Scottish Care’s statement on hospital transfers to care homes

In the early days of the pandemic the wider societal and political concern was the risk that the NHS acute sector would not be able to deal with a massive increase in patients requiring treatment for COVID19. It was at this time that there as a focus on creating capacity within NHS hospitals by ceasing routine non-essential treatments, by maximising the availability of respirators etc. At the same time there was a push to discharge individuals who were fit for discharge either to their own homes or to care homes.

In ordinary circumstances an individual is discharged when they are clinically fit. Before Covid-19 this was often a process which was delayed as a result of the non-availability of care home beds. This was not because the beds were not available but because the funding from public authorities was not sufficient to enable these transfers to take place. Yet even before Covid-19 there were circumstances where at best the eagerness of hospital discharge had led to a breakdown in relationships with the care home sector. The most commonly cited instance was where a clinician considered someone to be able to be supported in residential care, they were then discharged and within hours it was clear they required nursing not residential care. So, looking back from this position we have to be clear that the process of clinical discharge into care homes before Covid19 was one which was not always smooth and frequently problematic. As a result, there was often a local distrust in the system.

This level of challenge was reflected in the Clinical Guidance issued by the Scottish Government on the 13thMarch which stated:

‘Transitions from hospital.

There are situations where long term care facilities have expressed concern about the risk of admissions from a hospital setting. In the early stages where the priority is maximising hospital capacity, steps should be taken to ensure that patients are screened clinically to ensure that people at risk are not transferred inappropriately but also that flows out from acute hospital are not hindered and where appropriate are expedited.’ (page 4)

Because individuals were not routinely tested at the point of discharge at this stage of the pandemic, despite the requests of the care home sector at the time, there was a real concern that people who entered care homes might be infectious.

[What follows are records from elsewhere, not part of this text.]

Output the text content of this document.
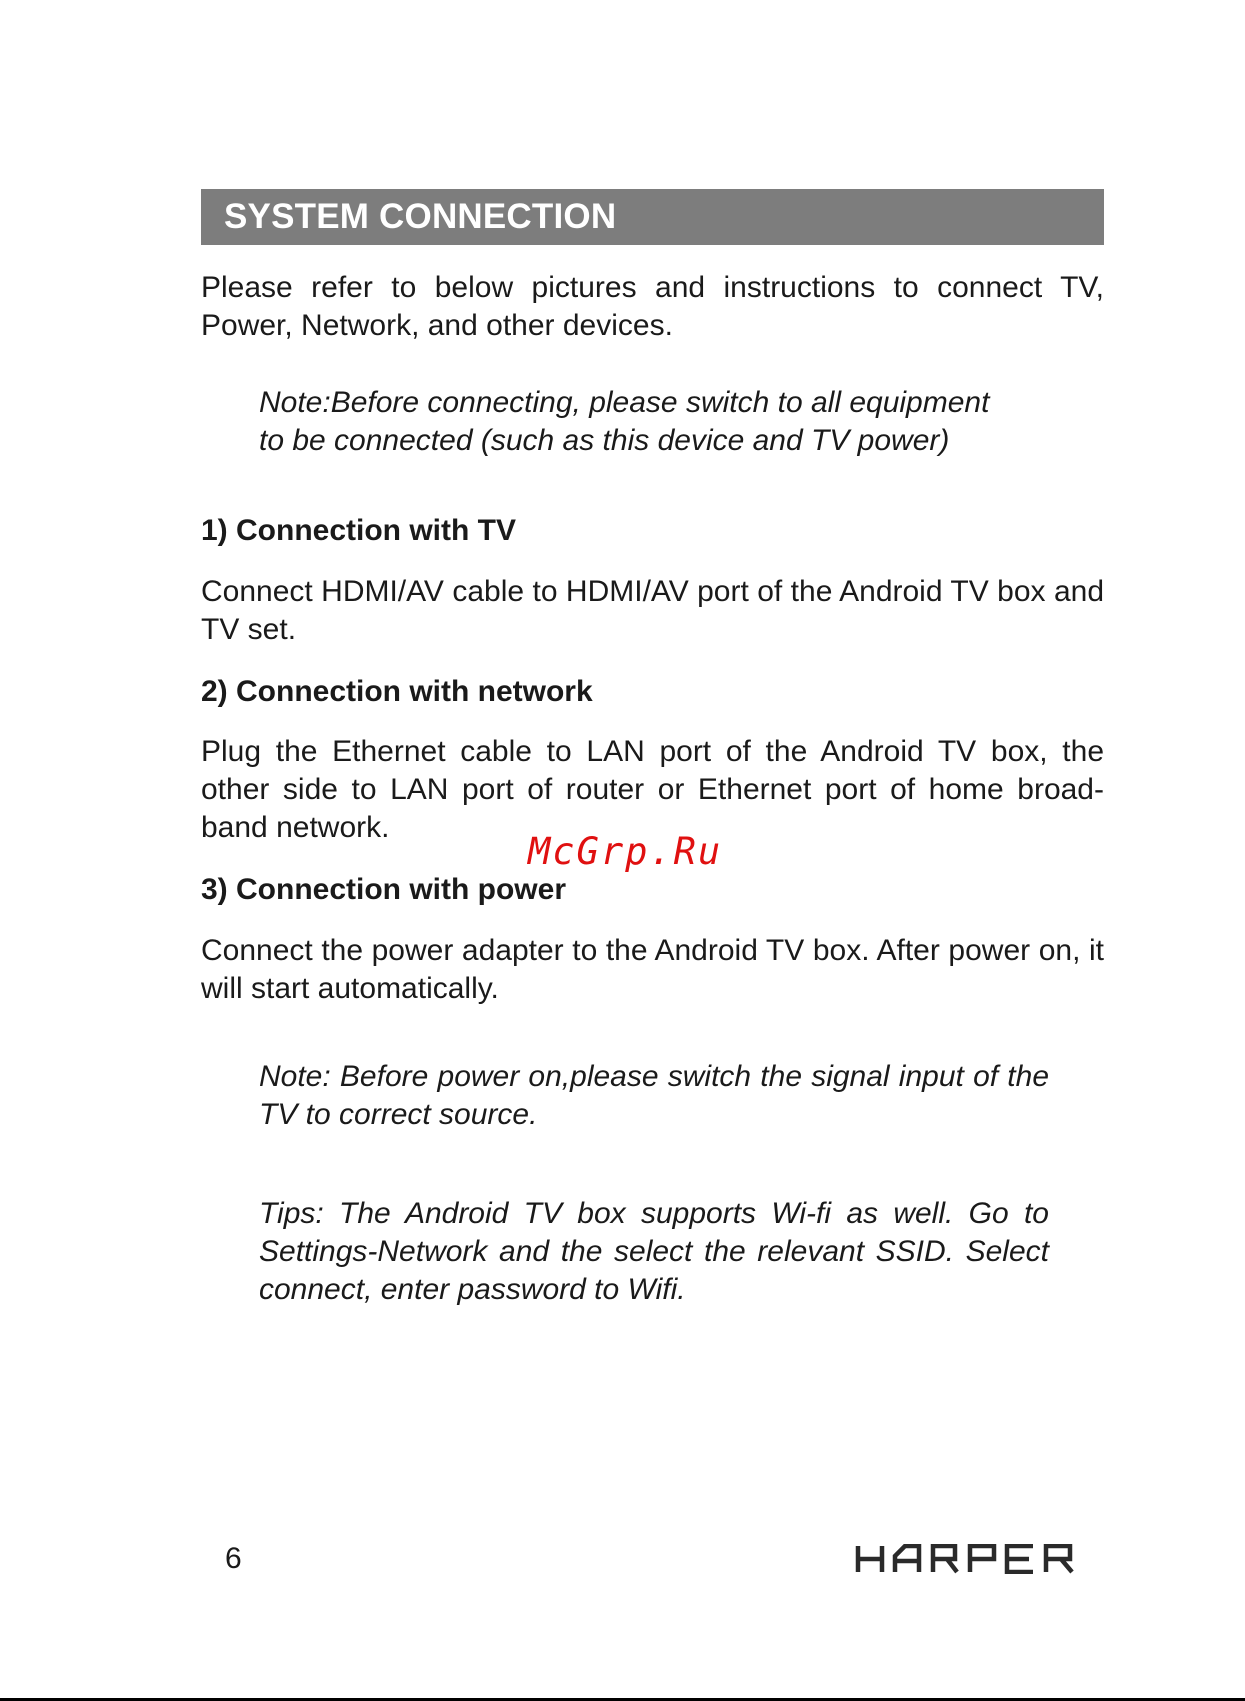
SYSTEM CONNECTION

Please refer to below pictures and instructions to connect TV, Power, Network, and other devices.

Note:Before connecting, please switch to all equipment
to be connected (such as this device and TV power)

1) Connection with TV

Connect HDMI/AV cable to HDMI/AV port of the Android TV box and TV set.

2) Connection with network

Plug the Ethernet cable to LAN port of the Android TV box, the other side to LAN port of router or Ethernet port of home broad-band network.

3) Connection with power

Connect the power adapter to the Android TV box. After power on, it will start automatically.

Note: Before power on,please switch the signal input of the TV to correct source.

Tips: The Android TV box supports Wi-fi as well. Go to Settings-Network and the select the relevant SSID. Select connect, enter password to Wifi.

McGrp.Ru
6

Scottish Care’s CEO, Dr Donald Macaskill held a meeting on the 18th March with the Cabinet Secretary for Health and Sport and highlighted that care home providers were expressing concern over discharge and that some were refusing to admit new residents. During the meeting he stated that the previous relationships between the acute and care home sector had sometimes not been as good as it might have been. As a positive result of the meeting the Clinical guidance was revised and re-issued on the 26th March.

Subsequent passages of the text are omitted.